Contextualizing feminism deconstructing patriarchy
The most important development in feminism, said Ruether, has been its contextualization across global communities. Women in Latin America, the Philippines, and Africa, Christian, Jewish, Buddhist and Muslim women are at work deconstructing patriarchy in their religion.
"I guess I helped," Ruether says now, "by going places where people asked me to speak. These women did not need me to help them organize. They knew their own problems and how to address them. I encouraged their work and helped them legitimize their own questions."
For many years Ruether has worked in this way with Palestinian women (She names Jean Zaru); the Ecumenical Association of Third World Women Theologians (EATWOT); Maria Pilar Aquino and Ivone Gebara in Latin America; Elsa Tamez in Mexico; Mercy Oduyoye in Africa; Mary John Mananzan in Asia and Heather Eaton in Canada.
On her thirty year engagement in Catholic church reform, she says: "The church has shut the door to a lot of social change. The magisterium has tried to close all progressive doors, replacing progressive bishops with reactionary conservatives, driving women and liberation theologians out of seminaries and so on. It is a very sad history. Now, most progressive Catholic theologians are based in ecumenical settings, that is, Protestant-funded institutions.

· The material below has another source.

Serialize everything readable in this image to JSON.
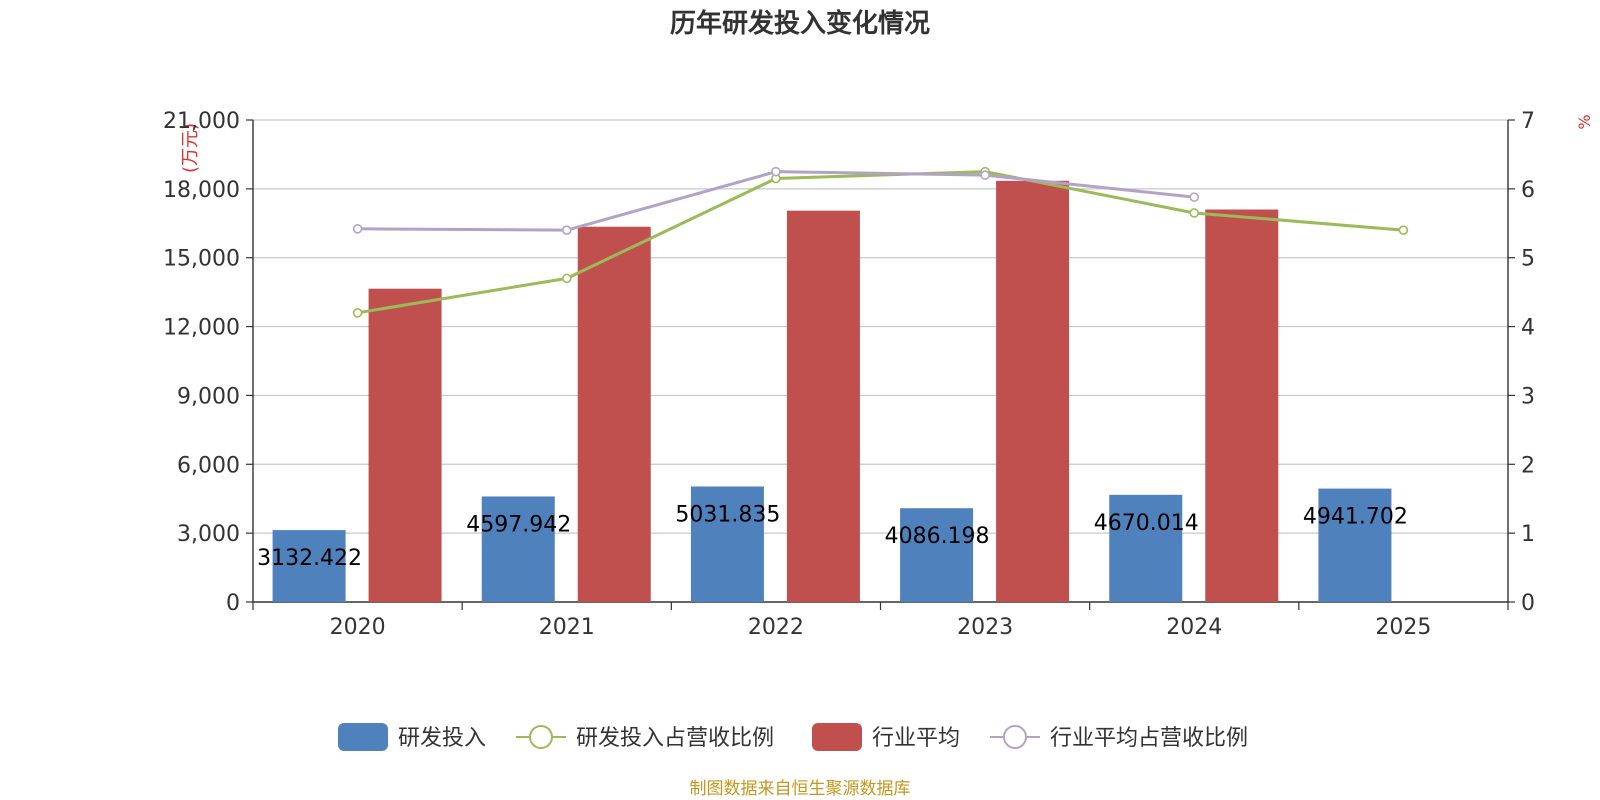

"I am committed to trying to support the continuance of progressive perspectives in Catholicism but I think you can only do that independently of the hierarchy so that you cannot be shut down. I write for the National Catholic Reporter. I think every progressive initiative is going to be lay-organized and funded--for example, Catholics for a Free Choice. I call this work my 10 per cent tithe. But only 10 per cent. Otherwise, you will burn out with frustration. I don't think anyone should put all their energy into such a tiresome situation, but I think it is worth some energy to keep, shall we say, the pot stirring of the progressive wing of the church, so that it is not completely destroyed."
Feminism and family life
Hinton asked Ruether for advice for women trying to juggle their work as feminist scholars, and family life. "I would say it is a lot easier to do if there are two of you trying to raise children, for starters. Parenting keeps us grounded in a lot of realities not only in the work of bringing up little kids but in the questions that are important to young adults.
"There is a whole level of experience that has to do with helping young people develop that you do not get into if you do not parent or surrogate-parent. I am not saying people have to have their own children, but we have to move to the stages of life where we are concerned with helping the next generation of people."
Ruether spoke of the network of activities she and her husband Herman are leaving in the Chicago area. "I have had the Women, Ministries and the City" network that tied me to a number of organizations in the Chicago area and a network of Arab and Palestinian concerns. But we have parallel networks as we move west. We both did our degrees at Claremont and there are a lot of people in the Los Angeles area getting us involved in a branch of Sabeel, an ecumenical grassroots liberation movement among Palestinian Christians.